Millard v. Martin

68 A. 420 | R.I. | 1907

This is a bill in equity brought to enforce the specific performance of a written contract, dated April 4, 1905, to sell certain lots of land owned by the defendant Plain W. Martin, for three hundred dollars, twenty-five of which were paid on the execution of the contract. At the time the contract was executed the lots were subject to a recorded lease held by the defendant the Providence Ice Company, which contained a covenant giving the lessee an option *495 to purchase the land at the price of twelve and one-half cents per square foot, which amounted to $742.12. The defendant Martin refused to convey according to the agreement, on the ground of the existence of this covenant in the lease. The complainant insisted upon the fulfillment of the agreement and, upon the persistent refusal of the defendant Martin to convey, brought this bill. Subsequently to the making of the agreement, March 25, 1905, the defendant the Providence Ice Company, with knowledge of the transactions between the complainant and Martin, bought the land, and took a deed of the same from Martin, for the sum of three hundred and fifty dollars, and agreed, as a further consideration, to indemnify Martin for any loss and expense which she might incur under her agreement with the complainant. Upon these facts appearing, the bill was amended making the Providence Ice Company a defendant.

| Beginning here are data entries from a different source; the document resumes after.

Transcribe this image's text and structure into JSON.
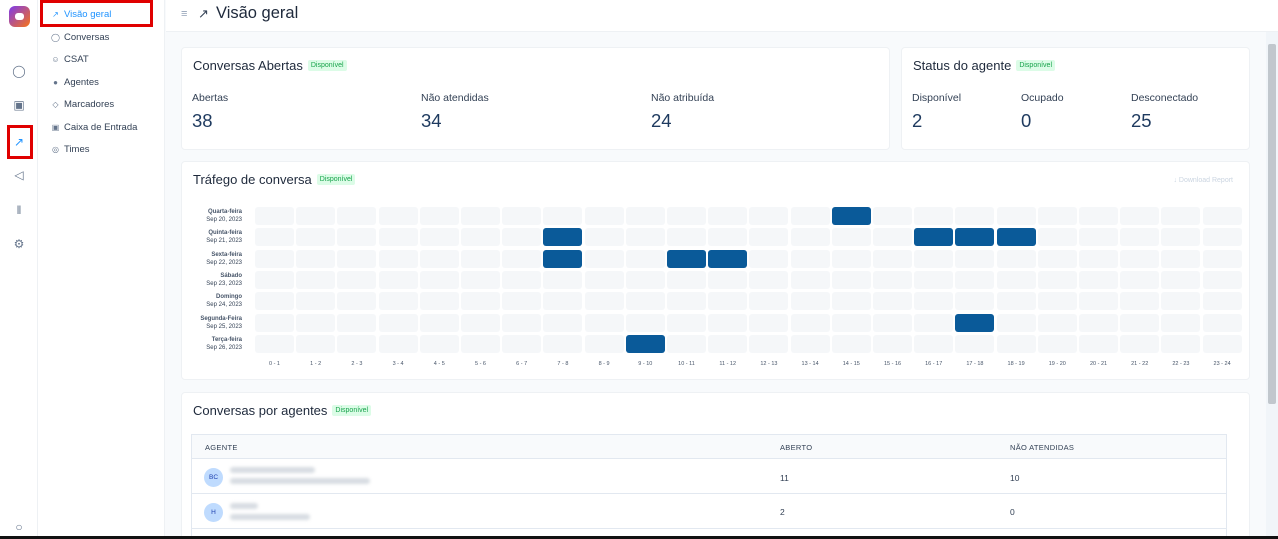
{
  "nav": {
    "rail_icons": [
      "conversations-icon",
      "contacts-icon",
      "reports-icon",
      "campaigns-icon",
      "library-icon",
      "settings-icon",
      "notifications-icon"
    ],
    "items": [
      {
        "label": "Visão geral",
        "icon": "chart-icon",
        "active": true
      },
      {
        "label": "Conversas",
        "icon": "chat-icon"
      },
      {
        "label": "CSAT",
        "icon": "smile-icon"
      },
      {
        "label": "Agentes",
        "icon": "people-icon"
      },
      {
        "label": "Marcadores",
        "icon": "tag-icon"
      },
      {
        "label": "Caixa de Entrada",
        "icon": "inbox-icon"
      },
      {
        "label": "Times",
        "icon": "team-icon"
      }
    ]
  },
  "header": {
    "title": "Visão geral"
  },
  "badge": "Disponível",
  "open_conversations": {
    "title": "Conversas Abertas",
    "metrics": [
      {
        "label": "Abertas",
        "value": "38"
      },
      {
        "label": "Não atendidas",
        "value": "34"
      },
      {
        "label": "Não atribuída",
        "value": "24"
      }
    ]
  },
  "agent_status": {
    "title": "Status do agente",
    "metrics": [
      {
        "label": "Disponível",
        "value": "2"
      },
      {
        "label": "Ocupado",
        "value": "0"
      },
      {
        "label": "Desconectado",
        "value": "25"
      }
    ]
  },
  "traffic": {
    "title": "Tráfego de conversa",
    "download_label": "Download Report",
    "days": [
      {
        "day": "Quarta-feira",
        "date": "Sep 20, 2023"
      },
      {
        "day": "Quinta-feira",
        "date": "Sep 21, 2023"
      },
      {
        "day": "Sexta-feira",
        "date": "Sep 22, 2023"
      },
      {
        "day": "Sábado",
        "date": "Sep 23, 2023"
      },
      {
        "day": "Domingo",
        "date": "Sep 24, 2023"
      },
      {
        "day": "Segunda-Feira",
        "date": "Sep 25, 2023"
      },
      {
        "day": "Terça-feira",
        "date": "Sep 26, 2023"
      }
    ],
    "hours": [
      "0 - 1",
      "1 - 2",
      "2 - 3",
      "3 - 4",
      "4 - 5",
      "5 - 6",
      "6 - 7",
      "7 - 8",
      "8 - 9",
      "9 - 10",
      "10 - 11",
      "11 - 12",
      "12 - 13",
      "13 - 14",
      "14 - 15",
      "15 - 16",
      "16 - 17",
      "17 - 18",
      "18 - 19",
      "19 - 20",
      "20 - 21",
      "21 - 22",
      "22 - 23",
      "23 - 24"
    ],
    "active_cells": [
      [
        0,
        14
      ],
      [
        1,
        7
      ],
      [
        1,
        16
      ],
      [
        1,
        17
      ],
      [
        1,
        18
      ],
      [
        2,
        7
      ],
      [
        2,
        10
      ],
      [
        2,
        11
      ],
      [
        5,
        17
      ],
      [
        6,
        9
      ]
    ]
  },
  "agents_table": {
    "title": "Conversas por agentes",
    "columns": [
      "AGENTE",
      "ABERTO",
      "NÃO ATENDIDAS"
    ],
    "rows": [
      {
        "initials": "BC",
        "open": "11",
        "unattended": "10"
      },
      {
        "initials": "H",
        "open": "2",
        "unattended": "0"
      }
    ]
  }
}
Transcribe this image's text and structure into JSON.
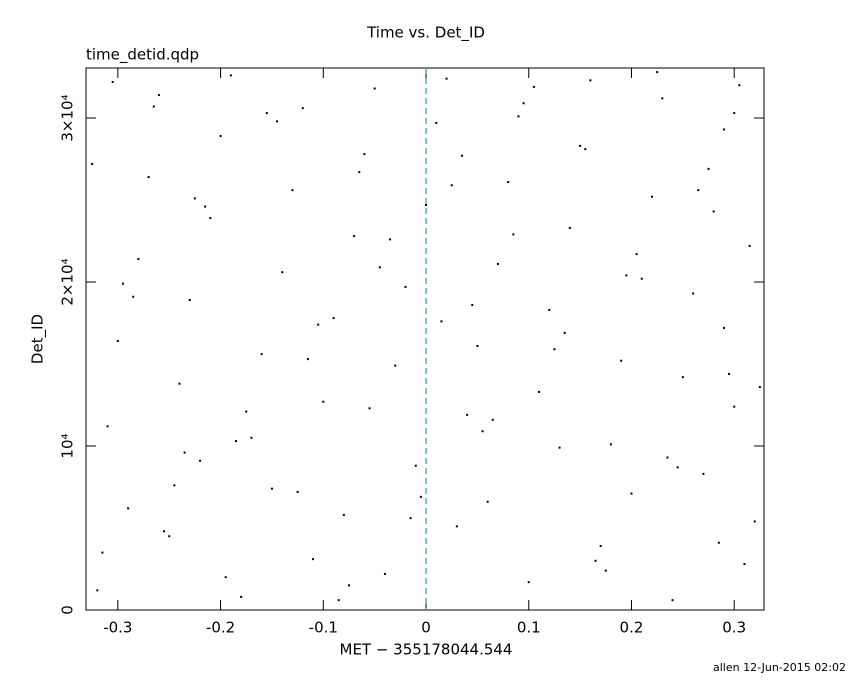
{
  "chart_data": {
    "type": "scatter",
    "title": "Time vs. Det_ID",
    "annotation": "time_detid.qdp",
    "footer": "allen 12-Jun-2015 02:02",
    "x_label": "MET − 355178044.544",
    "y_label": "Det_ID",
    "xlim": [
      -0.331,
      0.329
    ],
    "ylim": [
      0,
      33050
    ],
    "xticks": [
      -0.3,
      -0.2,
      -0.1,
      0,
      0.1,
      0.2,
      0.3
    ],
    "yticks": [
      0,
      {
        "value": 10000,
        "label": "10⁴"
      },
      {
        "value": 20000,
        "label": "2×10⁴"
      },
      {
        "value": 30000,
        "label": "3×10⁴"
      }
    ],
    "vline": {
      "x": 0,
      "color": "#2aa0a8"
    },
    "series": [
      {
        "color": "#000000",
        "x": [
          -0.32,
          -0.25,
          -0.18,
          -0.11,
          -0.04,
          0.03,
          0.1,
          0.17,
          0.24,
          0.31,
          -0.29,
          -0.22,
          -0.15,
          -0.08,
          -0.01,
          0.06,
          0.13,
          0.2,
          0.27,
          0.32,
          -0.31,
          -0.24,
          -0.17,
          -0.1,
          -0.03,
          0.04,
          0.11,
          0.18,
          0.25,
          0.3,
          -0.3,
          -0.23,
          -0.16,
          -0.09,
          -0.02,
          0.05,
          0.12,
          0.19,
          0.26,
          0.29,
          -0.28,
          -0.21,
          -0.14,
          -0.07,
          0.0,
          0.07,
          0.14,
          0.21,
          0.28,
          0.315,
          -0.27,
          -0.2,
          -0.13,
          -0.06,
          0.01,
          0.08,
          0.15,
          0.22,
          0.29,
          -0.325,
          -0.26,
          -0.19,
          -0.12,
          -0.05,
          0.02,
          0.09,
          0.16,
          0.23,
          0.3,
          -0.305,
          -0.315,
          -0.245,
          -0.175,
          -0.105,
          -0.035,
          0.035,
          0.105,
          0.175,
          0.245,
          0.325,
          -0.285,
          -0.215,
          -0.145,
          -0.075,
          -0.005,
          0.065,
          0.135,
          0.205,
          0.275,
          0.305,
          -0.255,
          -0.185,
          -0.115,
          -0.045,
          0.025,
          0.095,
          0.165,
          0.235,
          0.295,
          -0.295,
          -0.225,
          -0.155,
          -0.085,
          -0.015,
          0.055,
          0.125,
          0.195,
          0.265,
          -0.265,
          0.045,
          -0.195,
          -0.125,
          -0.055,
          0.015,
          0.085,
          0.155,
          0.225,
          0.285,
          -0.235,
          -0.065
        ],
        "values": [
          1200,
          4500,
          800,
          3100,
          2200,
          5100,
          1700,
          3900,
          600,
          2800,
          6200,
          9100,
          7400,
          5800,
          8800,
          6600,
          9900,
          7100,
          8300,
          5400,
          11200,
          13800,
          10500,
          12700,
          14900,
          11900,
          13300,
          10100,
          14200,
          12400,
          16400,
          18900,
          15600,
          17800,
          19700,
          16100,
          18300,
          15200,
          19300,
          17200,
          21400,
          23900,
          20600,
          22800,
          24700,
          21100,
          23300,
          20200,
          24300,
          22200,
          26400,
          28900,
          25600,
          27800,
          29700,
          26100,
          28300,
          25200,
          29300,
          27200,
          31400,
          32600,
          30600,
          31800,
          32400,
          30100,
          32300,
          31200,
          30300,
          32200,
          3500,
          7600,
          12100,
          17400,
          22600,
          27700,
          31900,
          2400,
          8700,
          13600,
          19100,
          24600,
          29800,
          1500,
          6900,
          11600,
          16900,
          21700,
          26900,
          32000,
          4800,
          10300,
          15300,
          20900,
          25900,
          30900,
          3000,
          9300,
          14400,
          19900,
          25100,
          30300,
          600,
          5600,
          10900,
          15900,
          20400,
          25600,
          30700,
          18600,
          2000,
          7200,
          12300,
          17600,
          22900,
          28100,
          32800,
          4100,
          9600,
          26700
        ]
      }
    ]
  }
}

We can not agree with the Superior Court that such a transaction was an acceptance of the option in the lease. The terms of sale were not those which the lessor was bound to accept or the lessee privileged to insist upon, but a new contract not binding upon either until the time when both parties assented to it.

In Falls Wire Co. v. Broderick, 12 Mo. App. 378, 384, the court say: "If an offer is accepted it must be accepted unconditionally. A conditional acceptance is a new offer, which, in its turn, requires acceptance to close the bargain." To the same effect are Langellier v. Schaefer, 31 N.W. 690; Baker v. Johnson Cy., 37 Ia. 186; Cartmel v. Newton, 79 Ind. 1, 8; and National Bank v. Hall, 101 U.S. 43, 50.

Although the land agreed to be sold was subject to the lease and the covenants contained therein, the lessor had the right to sell the reversion to any one who wished to buy. With such an agreement outstanding and in force it was not competent for the lessor and the lessee to vary the terms of the option as they have attempted to do. The complainant had the right, if he chose, to waive the objection to the incumbrance and take such title as the lessor could give. The lessor had no right to refuse to convey if the complainant insisted upon a *496 conveyance. "When parties enter into contracts they know that they do not have the option to rescind without the fault of the other party. The party who has performed or offered to perform his part of the agreement has the choice whether he will sue for and recover damages for a breach of the contract or will insist upon its execution specifically and take such a performance as the other party is capable of making." Harding v. Parshall,56 Ill. 219, 227, citing Waters v. Travis, 9 Johns. 450, 465;Colton v. Wilson, 3 P. Wms. 190; 2 Story Eq. Jur. § 779. The complainant, if the defendant Martin had conveyed the reversion to him, would have stood in the place of the lessor and could have enforced the terms of the lease.

We think, therefore, that the complainant is entitled to the relief which he prays for.

The decree of the Superior Court is reversed, and the cause will be remanded to the Superior Court with direction to enter a decree directing the Providence Ice Company to convey the land in question to the complainant upon payment of balance of the purchase money, and for costs against both defendants.